For what, it is unmanned.
Beat me to it.
Sure looks like it has flaps to me.
I think that the aircraft most definitely has some control surfaces that are deflected in a conventional manner. But it also has a few that do not deflect but are hooked up to tubes for blowing.
The aircraft seems to just be a technology test-bed where conventional control surfaces can be swapped out for the forced-air kind.
F-117.
It is only a series of computers voting on how to interpret pilot requests that differentiate planes like the F-117 from a tumbling brick.
If it loses power, it becomes a lawn dart
Aircraft don’t use flaps to “manoeuvre” with, they use ailerons, rudder and elevator. Flaps increase lift allowing steeper approach and departure angles without increasing airspeed requirements.
Power loss indicates it is “Time for a quick trip around the beads and ‘over the side’.”
I wouldn't be surprised if these actually functioned as "flaperons" the inner surfaces acting more like flaps on take-off and landing and still being available for in-flight attitude correction. I believe they are far more important than the writer implies because they are likely are extremely important to making it possible for the thing to fly.
However, On the leading edge you can almost see holes so they could be controlling the flow of air across this as some older low speed takeoff and landing craft did in the past. The white section is most probably fixed and has air piped to it as well, you can see the holes on the trailing edge in this section and the air hoses.
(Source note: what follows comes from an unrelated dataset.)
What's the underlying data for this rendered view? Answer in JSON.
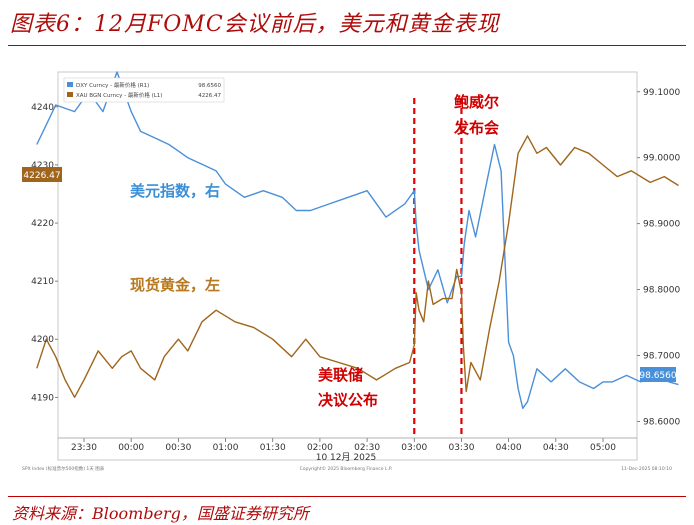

These probably give two different sets of holes airflow based on wanting to bias the wing to lift or descend. This is probably what they are going on about. In at speed stable flying, the "flaperons" just act like wing surface and control is provided by altering the ducting of air to these surfaces.
Statement I was responding to was encompassing, which as you know, is not true.
Thanks for clarifying your statement.